Yellowknife (Sep 19/03) - A for sale sign on land adjacent to the entrance of Stanton Territorial Hospital has left Coun. Kevin O'Reilly shaking his head in disbelief.

"I am amazed the city would sell it without a traffic study being done. It's unconscionably poor planning," O'Reilly told city council recently.

The commercial land has a price tag of $567,000 and the parcel is larger than 9,500 square metres.

"The important thing to note is that this is the designated emergency entrance into the hospital. I'm concerned about the amount of traffic generated by the Westfair Foods development on the other side."

O'Reilly also stressed the importance of consulting with the hospital before site development. "Given this other new development now, the hospital may have to install charcoal filters on their air intake system at a cost of hundreds of thousands of dollars of taxpayers' dollars because of poor planning on the part of the City of Yellowknife," O'Reilly said of the resulting fumes from idling transport vehicles at the grocery store.

"It's a planning free-for-all now around the hospital," said O'Reilly.

Greg Kehoe, director of the city's public works department, said it is understood the roadways around the lot of land at the Range Lake Road and Old Airport Road intersection can withstand a higher volume of traffic.

"After we discuss the land with the developers, we can ask them to do a traffic study," Kehoe said.
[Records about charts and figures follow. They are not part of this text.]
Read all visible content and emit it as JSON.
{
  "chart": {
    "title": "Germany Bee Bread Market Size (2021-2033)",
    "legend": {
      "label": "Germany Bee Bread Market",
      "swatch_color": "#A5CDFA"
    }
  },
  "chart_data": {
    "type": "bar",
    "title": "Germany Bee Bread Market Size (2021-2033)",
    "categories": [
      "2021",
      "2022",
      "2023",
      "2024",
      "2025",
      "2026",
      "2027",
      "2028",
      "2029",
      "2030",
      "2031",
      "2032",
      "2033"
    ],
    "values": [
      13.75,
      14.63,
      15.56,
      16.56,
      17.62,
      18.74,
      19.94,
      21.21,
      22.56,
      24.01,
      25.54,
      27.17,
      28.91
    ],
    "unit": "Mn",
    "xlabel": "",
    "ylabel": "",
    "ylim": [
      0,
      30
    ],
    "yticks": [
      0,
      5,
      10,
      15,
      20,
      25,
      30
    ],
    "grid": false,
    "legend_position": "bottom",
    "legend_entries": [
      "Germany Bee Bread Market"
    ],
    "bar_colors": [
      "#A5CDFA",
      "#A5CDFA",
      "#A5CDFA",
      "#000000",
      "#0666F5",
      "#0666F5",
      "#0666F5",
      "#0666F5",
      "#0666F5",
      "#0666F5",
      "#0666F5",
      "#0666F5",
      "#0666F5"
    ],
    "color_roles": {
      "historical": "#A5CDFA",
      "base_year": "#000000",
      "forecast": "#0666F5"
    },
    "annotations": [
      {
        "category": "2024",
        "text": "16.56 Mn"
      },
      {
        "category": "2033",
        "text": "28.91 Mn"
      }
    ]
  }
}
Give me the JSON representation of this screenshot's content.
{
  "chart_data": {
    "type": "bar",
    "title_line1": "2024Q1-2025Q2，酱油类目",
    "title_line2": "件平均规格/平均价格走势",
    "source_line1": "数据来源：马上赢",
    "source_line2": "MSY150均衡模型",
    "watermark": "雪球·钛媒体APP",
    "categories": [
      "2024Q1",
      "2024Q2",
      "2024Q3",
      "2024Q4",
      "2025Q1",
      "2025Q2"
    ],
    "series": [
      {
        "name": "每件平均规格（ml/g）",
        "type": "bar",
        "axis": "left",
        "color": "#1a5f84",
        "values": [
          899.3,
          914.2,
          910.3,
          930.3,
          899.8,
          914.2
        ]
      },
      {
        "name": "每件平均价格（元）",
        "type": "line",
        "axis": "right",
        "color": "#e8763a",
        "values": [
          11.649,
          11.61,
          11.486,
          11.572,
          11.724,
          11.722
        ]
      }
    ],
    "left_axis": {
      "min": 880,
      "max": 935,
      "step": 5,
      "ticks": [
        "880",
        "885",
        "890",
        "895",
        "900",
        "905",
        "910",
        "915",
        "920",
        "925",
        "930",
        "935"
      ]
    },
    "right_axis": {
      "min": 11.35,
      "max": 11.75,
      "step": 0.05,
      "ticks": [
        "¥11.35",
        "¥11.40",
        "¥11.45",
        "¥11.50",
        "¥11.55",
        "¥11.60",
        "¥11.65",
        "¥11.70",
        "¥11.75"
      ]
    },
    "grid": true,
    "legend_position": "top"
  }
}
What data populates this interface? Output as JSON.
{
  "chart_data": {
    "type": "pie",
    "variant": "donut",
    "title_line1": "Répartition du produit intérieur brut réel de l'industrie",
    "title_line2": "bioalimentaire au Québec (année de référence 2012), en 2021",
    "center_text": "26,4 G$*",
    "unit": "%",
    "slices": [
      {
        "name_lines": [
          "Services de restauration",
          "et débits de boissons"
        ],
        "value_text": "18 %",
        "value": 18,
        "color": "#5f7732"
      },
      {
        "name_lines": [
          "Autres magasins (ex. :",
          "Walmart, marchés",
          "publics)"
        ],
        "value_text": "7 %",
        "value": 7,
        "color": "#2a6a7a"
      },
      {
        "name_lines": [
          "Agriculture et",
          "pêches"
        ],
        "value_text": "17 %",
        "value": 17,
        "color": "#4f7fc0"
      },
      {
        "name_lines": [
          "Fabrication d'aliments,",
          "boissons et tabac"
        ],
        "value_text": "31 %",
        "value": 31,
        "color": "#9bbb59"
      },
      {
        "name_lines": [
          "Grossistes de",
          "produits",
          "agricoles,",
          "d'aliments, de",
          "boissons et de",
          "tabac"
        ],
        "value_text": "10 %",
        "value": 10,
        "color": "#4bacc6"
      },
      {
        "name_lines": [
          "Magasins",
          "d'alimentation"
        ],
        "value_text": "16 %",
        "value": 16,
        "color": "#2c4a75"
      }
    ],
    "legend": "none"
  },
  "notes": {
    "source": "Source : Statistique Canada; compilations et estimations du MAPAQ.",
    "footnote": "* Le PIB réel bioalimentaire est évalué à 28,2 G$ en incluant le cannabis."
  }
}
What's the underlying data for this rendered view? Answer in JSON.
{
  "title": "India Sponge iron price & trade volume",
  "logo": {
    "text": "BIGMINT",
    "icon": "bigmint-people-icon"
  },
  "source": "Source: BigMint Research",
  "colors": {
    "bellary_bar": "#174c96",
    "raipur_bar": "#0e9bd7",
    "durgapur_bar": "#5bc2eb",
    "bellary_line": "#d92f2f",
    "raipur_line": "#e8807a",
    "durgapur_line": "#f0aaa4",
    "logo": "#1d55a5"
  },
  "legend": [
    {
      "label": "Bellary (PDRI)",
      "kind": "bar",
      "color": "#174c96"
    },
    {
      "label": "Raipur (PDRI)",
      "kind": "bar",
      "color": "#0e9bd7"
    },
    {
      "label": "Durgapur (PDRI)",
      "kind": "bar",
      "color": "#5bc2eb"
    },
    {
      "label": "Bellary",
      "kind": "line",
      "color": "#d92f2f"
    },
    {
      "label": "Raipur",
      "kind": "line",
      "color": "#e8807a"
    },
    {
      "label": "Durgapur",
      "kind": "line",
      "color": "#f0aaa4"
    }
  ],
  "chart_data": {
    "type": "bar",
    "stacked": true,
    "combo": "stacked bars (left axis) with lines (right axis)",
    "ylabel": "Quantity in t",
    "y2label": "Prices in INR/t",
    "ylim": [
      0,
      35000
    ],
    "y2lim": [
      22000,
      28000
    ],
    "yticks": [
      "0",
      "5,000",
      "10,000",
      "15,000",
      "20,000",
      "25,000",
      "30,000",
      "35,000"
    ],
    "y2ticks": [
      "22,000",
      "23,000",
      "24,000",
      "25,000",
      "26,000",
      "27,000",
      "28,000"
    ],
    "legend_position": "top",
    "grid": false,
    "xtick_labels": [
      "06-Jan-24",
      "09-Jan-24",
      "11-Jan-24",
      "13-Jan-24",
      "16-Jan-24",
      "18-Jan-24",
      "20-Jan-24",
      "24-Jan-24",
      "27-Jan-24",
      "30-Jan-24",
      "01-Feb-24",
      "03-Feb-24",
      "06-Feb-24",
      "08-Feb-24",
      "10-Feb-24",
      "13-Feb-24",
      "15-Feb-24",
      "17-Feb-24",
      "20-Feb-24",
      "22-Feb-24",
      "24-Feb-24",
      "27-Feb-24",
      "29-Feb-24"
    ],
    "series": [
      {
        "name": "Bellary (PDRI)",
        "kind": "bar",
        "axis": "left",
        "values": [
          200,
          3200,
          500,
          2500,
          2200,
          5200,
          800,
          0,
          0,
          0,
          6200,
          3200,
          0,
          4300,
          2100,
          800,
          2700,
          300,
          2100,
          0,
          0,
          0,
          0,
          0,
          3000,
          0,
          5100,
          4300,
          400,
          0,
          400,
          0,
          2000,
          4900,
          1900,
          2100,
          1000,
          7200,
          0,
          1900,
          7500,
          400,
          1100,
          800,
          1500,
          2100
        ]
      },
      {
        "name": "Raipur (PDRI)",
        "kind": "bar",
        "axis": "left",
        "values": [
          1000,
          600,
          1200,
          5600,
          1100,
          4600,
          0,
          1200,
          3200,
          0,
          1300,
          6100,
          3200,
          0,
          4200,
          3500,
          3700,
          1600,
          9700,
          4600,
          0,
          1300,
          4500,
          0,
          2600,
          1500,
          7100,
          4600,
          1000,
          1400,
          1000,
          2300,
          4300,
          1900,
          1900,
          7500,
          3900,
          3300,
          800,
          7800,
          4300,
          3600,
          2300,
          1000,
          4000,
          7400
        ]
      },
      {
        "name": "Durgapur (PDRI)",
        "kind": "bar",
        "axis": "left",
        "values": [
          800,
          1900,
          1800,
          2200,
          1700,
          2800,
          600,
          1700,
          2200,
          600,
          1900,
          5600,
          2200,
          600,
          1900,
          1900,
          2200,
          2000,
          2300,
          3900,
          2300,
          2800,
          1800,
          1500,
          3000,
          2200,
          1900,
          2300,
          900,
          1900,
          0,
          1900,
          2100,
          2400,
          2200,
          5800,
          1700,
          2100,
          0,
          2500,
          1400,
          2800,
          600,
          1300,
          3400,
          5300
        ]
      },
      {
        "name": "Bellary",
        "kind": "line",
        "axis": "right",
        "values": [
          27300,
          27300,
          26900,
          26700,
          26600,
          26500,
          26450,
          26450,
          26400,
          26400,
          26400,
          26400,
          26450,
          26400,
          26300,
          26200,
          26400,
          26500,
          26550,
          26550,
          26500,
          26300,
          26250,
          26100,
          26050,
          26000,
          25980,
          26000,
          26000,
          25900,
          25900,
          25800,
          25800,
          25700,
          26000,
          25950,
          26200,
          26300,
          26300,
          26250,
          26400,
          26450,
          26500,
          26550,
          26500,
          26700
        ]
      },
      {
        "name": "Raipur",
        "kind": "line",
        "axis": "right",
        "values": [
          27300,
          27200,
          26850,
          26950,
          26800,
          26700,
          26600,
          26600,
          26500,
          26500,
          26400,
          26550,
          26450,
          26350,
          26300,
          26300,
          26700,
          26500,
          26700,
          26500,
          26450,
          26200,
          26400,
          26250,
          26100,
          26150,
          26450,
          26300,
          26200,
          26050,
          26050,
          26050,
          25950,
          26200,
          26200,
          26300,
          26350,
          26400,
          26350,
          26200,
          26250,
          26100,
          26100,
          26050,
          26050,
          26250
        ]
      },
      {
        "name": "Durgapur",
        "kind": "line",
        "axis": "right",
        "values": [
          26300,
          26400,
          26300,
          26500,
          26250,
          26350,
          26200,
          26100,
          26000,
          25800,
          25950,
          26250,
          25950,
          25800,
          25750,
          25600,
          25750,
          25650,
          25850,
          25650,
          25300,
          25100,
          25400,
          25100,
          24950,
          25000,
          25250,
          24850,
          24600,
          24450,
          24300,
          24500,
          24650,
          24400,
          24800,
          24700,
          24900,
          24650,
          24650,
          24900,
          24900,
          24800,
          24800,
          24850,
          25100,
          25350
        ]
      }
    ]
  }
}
But the city will have input on where right and left hand turns as well as access roads are going to be placed on the lot.

Traffic studies are done on a case-by-case basis, he said, and can range in cost from $2,000 to $5,000.

At the Stanton Territorial Hospital, Kerry Beauchamp, facility and biomedical services manager, said the potential problem of diesel fumes from the grocery loading deck entering into the hospital air supply has been an ongoing concern.

Beauchamp said prevailing winds are a factor in whether or not the fumes affect the hospital.

As for the new parcel of land for sale, he said it remains to be seen if diesel fumes affect the hospital -- depending on what is built there.